FIG 5.

(a) Schematic illustration of the application of the VREfm model. A timeline of the bacterial culture testing using currently used clinical tests (i.e., traditional approach) and a modified timeline with the VREfm model incorporated (i.e., ML approach) are shown. In the traditional approach, specimens are collected for bacterial culture test. Usually, 1 day is needed for growth of a single colony for species identification (by MALDI-TOF MS). Vancomycin AST for VREfm requires another 1 day. In contrast, in the ML approach, the VREfm model can provide preliminary AST results at the time when the bacterial species is identified by MALDI-TOF MS. In the treatment of VREfm, the ML approach can improve the accuracy of antibiotic use. Meanwhile, the turnaround time of the bacterial culture test can be reduced to 1 day, which is a 50% reduction. (b) Schematic illustration of the study design.
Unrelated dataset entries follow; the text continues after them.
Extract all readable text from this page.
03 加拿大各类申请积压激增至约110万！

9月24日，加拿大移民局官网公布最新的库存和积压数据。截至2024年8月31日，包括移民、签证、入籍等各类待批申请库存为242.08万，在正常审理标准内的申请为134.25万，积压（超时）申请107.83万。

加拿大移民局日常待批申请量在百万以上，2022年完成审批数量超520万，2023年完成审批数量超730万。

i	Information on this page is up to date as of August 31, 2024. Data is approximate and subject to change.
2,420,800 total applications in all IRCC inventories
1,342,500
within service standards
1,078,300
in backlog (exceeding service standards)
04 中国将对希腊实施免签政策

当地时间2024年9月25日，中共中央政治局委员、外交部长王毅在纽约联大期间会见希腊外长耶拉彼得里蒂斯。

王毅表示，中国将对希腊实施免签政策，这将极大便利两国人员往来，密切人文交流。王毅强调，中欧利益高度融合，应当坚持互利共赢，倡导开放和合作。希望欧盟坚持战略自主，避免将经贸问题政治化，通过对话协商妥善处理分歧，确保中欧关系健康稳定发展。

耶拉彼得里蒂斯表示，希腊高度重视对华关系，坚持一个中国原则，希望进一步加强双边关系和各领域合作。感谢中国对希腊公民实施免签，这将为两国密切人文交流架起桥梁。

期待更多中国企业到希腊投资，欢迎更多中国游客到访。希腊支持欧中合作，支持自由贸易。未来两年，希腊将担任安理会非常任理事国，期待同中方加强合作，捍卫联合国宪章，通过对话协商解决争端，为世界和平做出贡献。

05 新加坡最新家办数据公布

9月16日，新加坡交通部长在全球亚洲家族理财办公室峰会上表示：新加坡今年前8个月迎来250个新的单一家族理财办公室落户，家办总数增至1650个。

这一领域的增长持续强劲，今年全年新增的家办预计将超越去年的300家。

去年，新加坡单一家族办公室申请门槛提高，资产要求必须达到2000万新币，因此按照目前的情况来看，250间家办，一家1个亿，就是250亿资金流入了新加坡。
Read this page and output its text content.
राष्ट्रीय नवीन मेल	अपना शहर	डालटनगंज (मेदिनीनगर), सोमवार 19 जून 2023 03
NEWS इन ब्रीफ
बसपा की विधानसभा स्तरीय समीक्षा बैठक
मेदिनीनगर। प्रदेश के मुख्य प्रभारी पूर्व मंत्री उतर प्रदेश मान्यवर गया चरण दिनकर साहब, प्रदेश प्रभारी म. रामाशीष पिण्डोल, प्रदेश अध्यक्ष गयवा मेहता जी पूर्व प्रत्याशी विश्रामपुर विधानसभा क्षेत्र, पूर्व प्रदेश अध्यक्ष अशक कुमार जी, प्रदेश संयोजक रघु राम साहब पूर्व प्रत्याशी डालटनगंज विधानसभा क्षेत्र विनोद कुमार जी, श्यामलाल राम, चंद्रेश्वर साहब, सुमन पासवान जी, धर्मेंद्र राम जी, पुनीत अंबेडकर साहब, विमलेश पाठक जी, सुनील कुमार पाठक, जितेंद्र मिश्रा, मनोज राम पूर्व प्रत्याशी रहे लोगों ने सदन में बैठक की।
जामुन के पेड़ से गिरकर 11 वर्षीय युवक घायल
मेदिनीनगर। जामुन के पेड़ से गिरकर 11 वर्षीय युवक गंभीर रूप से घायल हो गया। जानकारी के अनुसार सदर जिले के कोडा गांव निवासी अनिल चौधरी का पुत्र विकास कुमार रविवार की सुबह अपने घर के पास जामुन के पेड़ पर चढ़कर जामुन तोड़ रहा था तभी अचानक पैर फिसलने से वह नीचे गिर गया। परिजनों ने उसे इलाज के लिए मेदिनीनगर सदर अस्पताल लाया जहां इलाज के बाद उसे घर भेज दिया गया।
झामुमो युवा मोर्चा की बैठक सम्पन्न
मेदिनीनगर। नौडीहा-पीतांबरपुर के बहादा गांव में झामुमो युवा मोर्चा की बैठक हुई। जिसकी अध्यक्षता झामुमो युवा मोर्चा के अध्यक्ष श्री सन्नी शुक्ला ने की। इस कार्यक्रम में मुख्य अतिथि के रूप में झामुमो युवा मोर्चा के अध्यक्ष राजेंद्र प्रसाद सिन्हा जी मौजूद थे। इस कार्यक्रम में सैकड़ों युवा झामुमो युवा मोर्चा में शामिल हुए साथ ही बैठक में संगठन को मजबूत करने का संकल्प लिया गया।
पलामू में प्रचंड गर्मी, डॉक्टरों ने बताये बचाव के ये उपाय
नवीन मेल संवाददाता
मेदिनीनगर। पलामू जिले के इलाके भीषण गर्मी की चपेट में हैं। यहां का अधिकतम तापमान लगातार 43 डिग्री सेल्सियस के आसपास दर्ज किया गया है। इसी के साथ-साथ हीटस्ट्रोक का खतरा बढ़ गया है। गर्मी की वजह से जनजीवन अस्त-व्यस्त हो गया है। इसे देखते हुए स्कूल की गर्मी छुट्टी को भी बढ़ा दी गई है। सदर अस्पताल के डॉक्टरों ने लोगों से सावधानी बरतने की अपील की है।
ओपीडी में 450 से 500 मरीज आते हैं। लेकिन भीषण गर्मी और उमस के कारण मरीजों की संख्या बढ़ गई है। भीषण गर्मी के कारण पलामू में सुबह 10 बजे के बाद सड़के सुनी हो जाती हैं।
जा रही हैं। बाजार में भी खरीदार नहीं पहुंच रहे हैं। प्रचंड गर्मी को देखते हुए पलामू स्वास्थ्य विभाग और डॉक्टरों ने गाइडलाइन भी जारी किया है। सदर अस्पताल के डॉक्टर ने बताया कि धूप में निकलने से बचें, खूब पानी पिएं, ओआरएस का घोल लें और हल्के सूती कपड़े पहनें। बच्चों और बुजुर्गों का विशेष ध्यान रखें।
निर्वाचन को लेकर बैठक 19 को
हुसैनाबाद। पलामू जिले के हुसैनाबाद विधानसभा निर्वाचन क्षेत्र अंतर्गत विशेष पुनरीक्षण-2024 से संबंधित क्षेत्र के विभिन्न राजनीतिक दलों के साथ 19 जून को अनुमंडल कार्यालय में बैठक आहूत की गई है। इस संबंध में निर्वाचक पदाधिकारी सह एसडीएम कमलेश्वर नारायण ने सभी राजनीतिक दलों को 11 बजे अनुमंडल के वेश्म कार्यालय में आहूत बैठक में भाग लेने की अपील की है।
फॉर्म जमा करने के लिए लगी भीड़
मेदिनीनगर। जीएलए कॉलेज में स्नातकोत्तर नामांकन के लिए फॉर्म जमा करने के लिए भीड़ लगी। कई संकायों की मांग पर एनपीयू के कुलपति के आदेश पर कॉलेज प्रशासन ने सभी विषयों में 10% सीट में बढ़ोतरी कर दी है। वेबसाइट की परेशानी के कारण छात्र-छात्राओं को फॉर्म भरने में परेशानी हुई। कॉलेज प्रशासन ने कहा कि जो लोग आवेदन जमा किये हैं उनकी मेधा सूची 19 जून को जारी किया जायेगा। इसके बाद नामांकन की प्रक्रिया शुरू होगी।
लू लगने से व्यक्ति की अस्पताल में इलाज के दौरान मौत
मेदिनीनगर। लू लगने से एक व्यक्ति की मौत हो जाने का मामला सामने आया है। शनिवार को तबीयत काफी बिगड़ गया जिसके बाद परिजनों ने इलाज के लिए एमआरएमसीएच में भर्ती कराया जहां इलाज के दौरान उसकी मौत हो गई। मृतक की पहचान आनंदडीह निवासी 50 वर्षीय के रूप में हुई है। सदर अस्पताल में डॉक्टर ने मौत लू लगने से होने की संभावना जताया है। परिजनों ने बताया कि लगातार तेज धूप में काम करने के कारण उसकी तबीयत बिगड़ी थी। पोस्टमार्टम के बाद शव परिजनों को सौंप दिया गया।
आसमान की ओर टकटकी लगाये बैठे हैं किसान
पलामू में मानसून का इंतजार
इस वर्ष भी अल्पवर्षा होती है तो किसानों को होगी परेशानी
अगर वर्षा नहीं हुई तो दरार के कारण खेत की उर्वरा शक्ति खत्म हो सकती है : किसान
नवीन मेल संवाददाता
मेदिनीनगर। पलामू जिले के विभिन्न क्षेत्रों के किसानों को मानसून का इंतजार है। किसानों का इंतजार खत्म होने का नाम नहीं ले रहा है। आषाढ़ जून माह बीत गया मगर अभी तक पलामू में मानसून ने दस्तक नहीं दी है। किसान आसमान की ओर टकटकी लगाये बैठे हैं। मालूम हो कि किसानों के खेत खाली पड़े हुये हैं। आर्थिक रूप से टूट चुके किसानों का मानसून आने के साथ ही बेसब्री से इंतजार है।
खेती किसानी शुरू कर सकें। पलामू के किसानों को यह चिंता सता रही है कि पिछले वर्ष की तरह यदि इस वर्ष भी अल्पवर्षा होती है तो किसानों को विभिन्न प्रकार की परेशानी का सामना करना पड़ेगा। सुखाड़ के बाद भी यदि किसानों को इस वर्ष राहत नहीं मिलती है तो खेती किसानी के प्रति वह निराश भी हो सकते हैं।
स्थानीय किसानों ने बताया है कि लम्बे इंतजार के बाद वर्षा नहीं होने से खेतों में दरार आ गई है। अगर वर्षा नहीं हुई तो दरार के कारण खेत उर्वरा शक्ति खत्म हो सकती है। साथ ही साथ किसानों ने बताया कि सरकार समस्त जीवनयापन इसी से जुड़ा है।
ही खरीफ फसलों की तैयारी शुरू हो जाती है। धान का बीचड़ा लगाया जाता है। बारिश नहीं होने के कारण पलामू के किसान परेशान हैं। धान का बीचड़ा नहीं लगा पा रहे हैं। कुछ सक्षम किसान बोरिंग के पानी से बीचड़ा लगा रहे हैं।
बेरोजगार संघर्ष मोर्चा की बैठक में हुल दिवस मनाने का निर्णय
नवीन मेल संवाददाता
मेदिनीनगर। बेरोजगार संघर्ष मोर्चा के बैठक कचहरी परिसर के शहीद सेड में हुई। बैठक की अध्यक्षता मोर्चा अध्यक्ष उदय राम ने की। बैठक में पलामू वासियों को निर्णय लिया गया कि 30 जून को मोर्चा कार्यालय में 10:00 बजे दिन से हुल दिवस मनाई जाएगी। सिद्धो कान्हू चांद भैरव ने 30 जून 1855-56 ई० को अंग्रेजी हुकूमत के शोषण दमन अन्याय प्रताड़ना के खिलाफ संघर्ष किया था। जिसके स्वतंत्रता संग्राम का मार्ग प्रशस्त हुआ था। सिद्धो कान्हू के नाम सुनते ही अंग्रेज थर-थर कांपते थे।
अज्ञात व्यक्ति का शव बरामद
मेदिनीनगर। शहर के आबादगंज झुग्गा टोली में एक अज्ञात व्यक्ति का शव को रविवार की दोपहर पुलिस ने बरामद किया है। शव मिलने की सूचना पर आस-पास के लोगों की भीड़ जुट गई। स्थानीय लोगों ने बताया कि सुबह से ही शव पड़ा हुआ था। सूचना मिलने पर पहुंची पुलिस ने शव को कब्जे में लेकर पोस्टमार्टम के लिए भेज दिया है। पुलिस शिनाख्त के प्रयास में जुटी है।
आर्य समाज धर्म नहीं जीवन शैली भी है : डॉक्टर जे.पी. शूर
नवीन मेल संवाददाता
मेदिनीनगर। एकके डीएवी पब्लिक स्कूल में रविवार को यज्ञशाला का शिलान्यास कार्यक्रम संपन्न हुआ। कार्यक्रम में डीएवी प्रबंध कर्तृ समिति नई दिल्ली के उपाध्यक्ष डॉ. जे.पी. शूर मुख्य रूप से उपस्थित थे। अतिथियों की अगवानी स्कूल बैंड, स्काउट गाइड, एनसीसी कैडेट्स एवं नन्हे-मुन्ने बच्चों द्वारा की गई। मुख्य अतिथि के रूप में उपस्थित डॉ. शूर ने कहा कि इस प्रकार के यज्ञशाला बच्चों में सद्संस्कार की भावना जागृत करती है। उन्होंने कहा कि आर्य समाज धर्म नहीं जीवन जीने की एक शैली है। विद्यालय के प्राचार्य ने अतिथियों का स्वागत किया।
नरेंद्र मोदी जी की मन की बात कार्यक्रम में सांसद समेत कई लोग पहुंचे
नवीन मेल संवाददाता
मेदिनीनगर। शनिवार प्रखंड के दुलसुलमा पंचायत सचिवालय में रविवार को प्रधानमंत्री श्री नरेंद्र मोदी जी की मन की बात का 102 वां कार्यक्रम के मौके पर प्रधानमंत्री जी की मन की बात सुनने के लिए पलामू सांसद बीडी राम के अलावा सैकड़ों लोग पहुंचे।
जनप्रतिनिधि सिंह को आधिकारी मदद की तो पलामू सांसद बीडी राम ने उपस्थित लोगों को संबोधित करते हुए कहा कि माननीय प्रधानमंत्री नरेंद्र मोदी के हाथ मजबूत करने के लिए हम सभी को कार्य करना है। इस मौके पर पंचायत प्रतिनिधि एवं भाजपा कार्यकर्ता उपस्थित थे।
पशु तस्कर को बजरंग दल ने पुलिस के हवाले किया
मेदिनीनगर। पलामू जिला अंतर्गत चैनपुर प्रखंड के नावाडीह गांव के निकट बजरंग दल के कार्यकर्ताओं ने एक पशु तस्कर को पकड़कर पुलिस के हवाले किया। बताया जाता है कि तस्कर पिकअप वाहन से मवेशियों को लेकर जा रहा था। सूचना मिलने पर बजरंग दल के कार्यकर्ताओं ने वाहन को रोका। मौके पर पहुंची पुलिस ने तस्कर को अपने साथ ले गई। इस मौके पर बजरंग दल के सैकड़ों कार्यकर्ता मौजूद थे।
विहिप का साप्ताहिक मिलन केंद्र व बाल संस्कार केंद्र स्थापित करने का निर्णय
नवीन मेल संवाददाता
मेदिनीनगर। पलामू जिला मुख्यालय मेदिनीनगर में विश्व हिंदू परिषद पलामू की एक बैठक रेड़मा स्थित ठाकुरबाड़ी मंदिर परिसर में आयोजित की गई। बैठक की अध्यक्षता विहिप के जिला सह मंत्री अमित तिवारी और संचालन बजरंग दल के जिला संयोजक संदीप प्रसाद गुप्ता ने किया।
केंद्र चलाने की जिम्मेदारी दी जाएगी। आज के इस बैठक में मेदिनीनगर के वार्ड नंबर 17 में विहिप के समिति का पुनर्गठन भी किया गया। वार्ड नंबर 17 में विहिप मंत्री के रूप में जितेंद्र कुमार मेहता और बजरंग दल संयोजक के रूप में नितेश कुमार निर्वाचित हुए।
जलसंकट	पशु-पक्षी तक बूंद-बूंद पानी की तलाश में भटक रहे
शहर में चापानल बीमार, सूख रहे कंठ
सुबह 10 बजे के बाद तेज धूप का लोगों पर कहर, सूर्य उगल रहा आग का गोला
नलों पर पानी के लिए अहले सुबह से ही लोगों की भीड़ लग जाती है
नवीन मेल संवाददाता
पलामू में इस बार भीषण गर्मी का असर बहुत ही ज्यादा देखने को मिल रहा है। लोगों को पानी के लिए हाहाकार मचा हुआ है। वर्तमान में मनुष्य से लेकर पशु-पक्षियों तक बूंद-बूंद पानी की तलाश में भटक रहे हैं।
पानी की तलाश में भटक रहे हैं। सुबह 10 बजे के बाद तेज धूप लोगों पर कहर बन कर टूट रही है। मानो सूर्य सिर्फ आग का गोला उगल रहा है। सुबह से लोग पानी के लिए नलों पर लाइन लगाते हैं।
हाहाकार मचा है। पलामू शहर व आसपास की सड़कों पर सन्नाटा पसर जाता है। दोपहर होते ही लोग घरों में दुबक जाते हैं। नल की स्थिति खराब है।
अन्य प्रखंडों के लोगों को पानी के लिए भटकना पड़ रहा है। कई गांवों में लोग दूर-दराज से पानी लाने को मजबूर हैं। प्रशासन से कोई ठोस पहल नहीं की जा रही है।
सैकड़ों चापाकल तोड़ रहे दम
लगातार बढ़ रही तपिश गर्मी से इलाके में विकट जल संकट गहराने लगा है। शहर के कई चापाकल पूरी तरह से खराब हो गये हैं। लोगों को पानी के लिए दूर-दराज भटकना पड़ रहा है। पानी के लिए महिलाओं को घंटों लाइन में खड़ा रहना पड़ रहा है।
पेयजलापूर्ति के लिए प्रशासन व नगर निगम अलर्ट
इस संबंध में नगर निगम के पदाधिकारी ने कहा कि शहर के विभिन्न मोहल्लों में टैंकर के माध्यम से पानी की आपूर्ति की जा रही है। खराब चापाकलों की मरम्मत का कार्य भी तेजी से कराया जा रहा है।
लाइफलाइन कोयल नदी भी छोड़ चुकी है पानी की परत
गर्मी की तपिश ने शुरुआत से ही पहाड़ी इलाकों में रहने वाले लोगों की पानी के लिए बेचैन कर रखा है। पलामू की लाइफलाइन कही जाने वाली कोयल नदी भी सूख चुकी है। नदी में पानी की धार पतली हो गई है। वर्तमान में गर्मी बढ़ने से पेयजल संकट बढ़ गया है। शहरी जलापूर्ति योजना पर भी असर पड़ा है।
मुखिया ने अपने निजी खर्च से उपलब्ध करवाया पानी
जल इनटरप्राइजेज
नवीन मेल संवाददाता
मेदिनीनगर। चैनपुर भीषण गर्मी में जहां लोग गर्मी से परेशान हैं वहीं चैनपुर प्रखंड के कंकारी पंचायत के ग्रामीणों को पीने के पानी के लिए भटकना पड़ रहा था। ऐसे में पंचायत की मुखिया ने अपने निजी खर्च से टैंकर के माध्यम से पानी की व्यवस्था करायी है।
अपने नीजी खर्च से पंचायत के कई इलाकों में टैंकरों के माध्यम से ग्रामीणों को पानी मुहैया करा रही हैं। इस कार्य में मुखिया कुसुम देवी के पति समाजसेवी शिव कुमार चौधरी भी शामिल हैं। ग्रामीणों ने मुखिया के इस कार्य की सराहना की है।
The study included several steps, i.e., data collection, data preprocessing, predictor candidate extraction and important predictor selection, and model training, evaluation, and testing. Data were obtained from two tertiary medical centers (Linkou and Kaohsiung branches of CGMH). The data included mass spectra and results of the vancomycin susceptibility testing of E. faecium strains. Data from the CGMH Linkou branch were used for model training and validation, while data from the CGMH Kaohsiung branch served as independent testing data. In the steps of data preprocessing and predictor candidate extraction and important predictor selection, a specific set of crucial predictors was used for model training. k-fold, timewise CV, and external validation were used to confirm the models’ robustness. The VREfm prediction model can detect VREfm accurately at least 1 day earlier than the current method can.